M. Jacques DRUCKER : C'est en effet une des pistes de réflexion. Ce que nous observons en tout cas - et il faudrait poser la question aux neuropathologistes - c'est que les conditions que vous évoquez, qui effectivement ne paraissent pas inaccessibles, ne sont pas toujours aujourd'hui remplies.

L'idée d'avoir des centres de neuropathologie qui regroupent certains de ces prélèvements n'est certes pas la panacée, mais il faut considérer que ces prélèvements ne se font pas dans les mêmes conditions qu'un examen du cerveau prélevé pour rechercher une autre étiologie. On ne peut pas, d'un côté, exiger d'être hyper-sécuritaire en ce qui concerne la transfusion, les soins et autres et considérer, de l'autre, qu'un prélèvement anatomique post mortem pourrait ne pas être effectué dans les mêmes conditions de sécurité pour les personnels qui le pratiquent. Cela nécessite d'améliorer le dispositif actuel. C'est un objectif accessible.

M. Pierre HELLIER : Estimez-vous qu'il y a plus de risque à effectuer des prélèvements sur un être humain que sur un animal ?

M. Jacques DRUCKER : Non, mais pas moins.

M. le Rapporteur : Quelles suggestions feriez-vous ?
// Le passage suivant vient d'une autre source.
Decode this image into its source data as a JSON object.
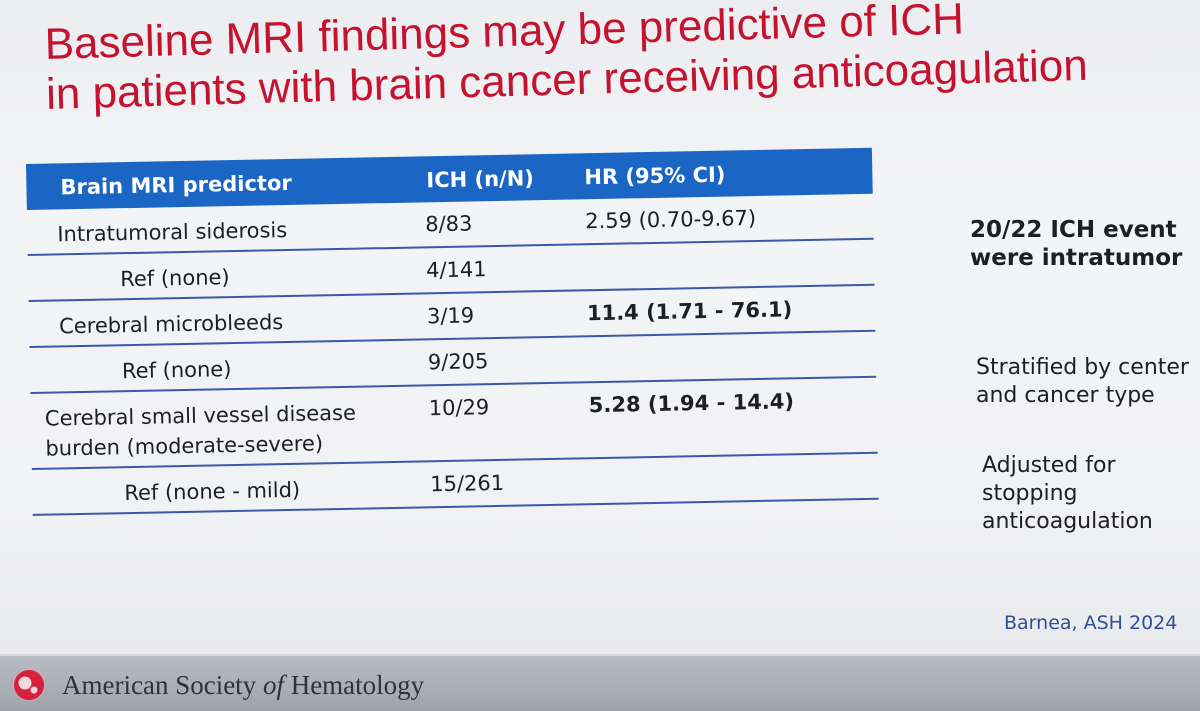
{
  "title": {
    "line1": "Baseline MRI findings may be predictive of ICH",
    "line2": "in patients with brain cancer receiving anticoagulation"
  },
  "table": {
    "headers": [
      "Brain MRI predictor",
      "ICH (n/N)",
      "HR (95% CI)"
    ],
    "rows": [
      {
        "predictor": "Intratumoral siderosis",
        "ich": "8/83",
        "hr": "2.59 (0.70-9.67)"
      },
      {
        "predictor": "Ref (none)",
        "ich": "4/141",
        "hr": ""
      },
      {
        "predictor": "Cerebral microbleeds",
        "ich": "3/19",
        "hr": "11.4 (1.71 - 76.1)"
      },
      {
        "predictor": "Ref (none)",
        "ich": "9/205",
        "hr": ""
      },
      {
        "predictor_line1": "Cerebral small vessel disease",
        "predictor_line2": "burden (moderate-severe)",
        "ich": "10/29",
        "hr": "5.28 (1.94 - 14.4)"
      },
      {
        "predictor": "Ref (none - mild)",
        "ich": "15/261",
        "hr": ""
      }
    ]
  },
  "side_notes": {
    "events_line1": "20/22 ICH event",
    "events_line2": "were intratumor",
    "stratified_line1": "Stratified by center",
    "stratified_line2": "and cancer type",
    "adjusted_line1": "Adjusted for",
    "adjusted_line2": "stopping",
    "adjusted_line3": "anticoagulation"
  },
  "citation": "Barnea, ASH 2024",
  "footer": {
    "org_part1": "American Society ",
    "org_part2": "of",
    "org_part3": " Hematology"
  },
  "colors": {
    "title": "#c4122f",
    "table_header": "#1b66c4",
    "row_rule": "#3a5aa8",
    "citation": "#2e4f9a"
  }
}
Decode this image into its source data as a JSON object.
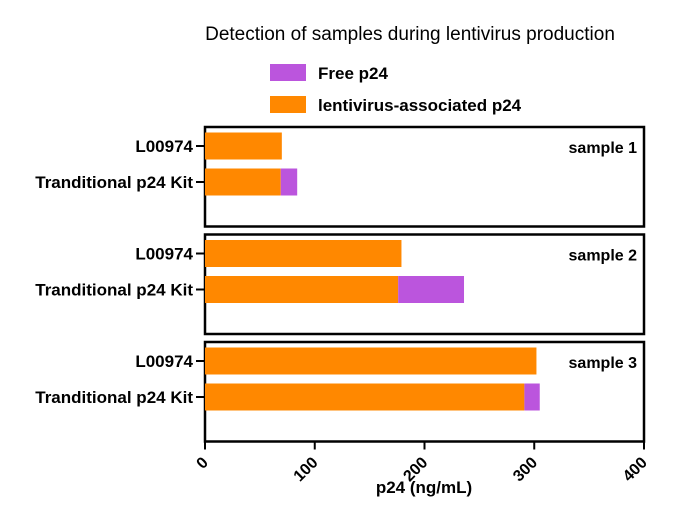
{
  "chart_data": {
    "type": "bar",
    "orientation": "horizontal",
    "stacked": true,
    "title": "Detection of samples during lentivirus production",
    "xlabel": "p24 (ng/mL)",
    "xlim": [
      0,
      400
    ],
    "xticks": [
      "0",
      "100",
      "200",
      "300",
      "400"
    ],
    "grid": false,
    "legend_position": "top",
    "series": [
      {
        "name": "Free p24",
        "color": "#bb55dd"
      },
      {
        "name": "lentivirus-associated p24",
        "color": "#ff8800"
      }
    ],
    "panels": [
      {
        "label": "sample 1",
        "bars": [
          {
            "category": "L00974",
            "values": [
              0,
              70
            ]
          },
          {
            "category": "Tranditional p24 Kit",
            "values": [
              15,
              69
            ]
          }
        ]
      },
      {
        "label": "sample 2",
        "bars": [
          {
            "category": "L00974",
            "values": [
              0,
              179
            ]
          },
          {
            "category": "Tranditional p24 Kit",
            "values": [
              60,
              176
            ]
          }
        ]
      },
      {
        "label": "sample 3",
        "bars": [
          {
            "category": "L00974",
            "values": [
              0,
              302
            ]
          },
          {
            "category": "Tranditional p24 Kit",
            "values": [
              14,
              291
            ]
          }
        ]
      }
    ]
  }
}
M. Jacques DRUCKER : A mon niveau, ce dont nous avons le plus besoin pour renforcer et améliorer la surveillance de l'évolution de la maladie, c'est le développement de nouveaux tests de diagnostic sensibles et spécifiques de cette maladie. Promouvoir la recherche et la mise à disposition de tests de diagnostic nous paraît être une priorité, s'agissant de nos activités de veille sanitaire et de surveillance de cette maladie.

Par ailleurs, il est culturellement et opérationnellement important de promouvoir cette interface entre la production de nouvelles connaissances fondamentales scientifiques et leur traduction en actions de santé publique, au travers du développement de compétences et d'une expertise en santé publique. Cela permettra aux décideurs de disposer, non seulement de connaissances scientifiques nouvelles, mais de connaissances qu'ils soient capables d'utiliser.

Je considère que l'une des missions fondamentales de l'institut de veille sanitaire est d'assurer cette interface et de mettre à la disposition des décideurs, en temps utile et dans une forme qui soit adaptée à la prise de décision, ces connaissances scientifiques nouvelles. La maladie de Creutzfeldt-Jakob est l'objet de la commission d'aujourd'hui, mais cela dépasse le cadre du sujet de la maladie de Creutzfeldt-Jakob à proprement parler.

Développer des tests me paraît constituer une urgence, car il y a encore un tel déficit de connaissances sur les modes de transmission des prions, leur physiopathologie, leurs mécanismes d'action que, tant que nous ne disposerons pas des outils nécessaires pour mieux comprendre et analyser tous ces éléments, nous serons très handicapés pour lutter efficacement et prévenir la diffusion et l'extension de ce problème. Il convient néanmoins de rappeler, dans le cadre du principe de précaution, que les mesures prises ces derniers mois sont de nature à conduire à l'éradication à terme de cette maladie. Toutefois éradication à terme ne signifie pas que, dans les mois qui viennent, nous n'aurons pas à faire face à une augmentation de l'incidence de cette maladie chez l'homme.

M. le Président : Nous vous remercions.

() N.A.I.F. : né après l'interdiction des farines pour l'alimentation des bovins en 1990. Super N.A.I.F. : né après l'interdiction des matériaux à risques spécifiés (MRS), de l'utilisation des cadavres et des saisies d'abattoirs.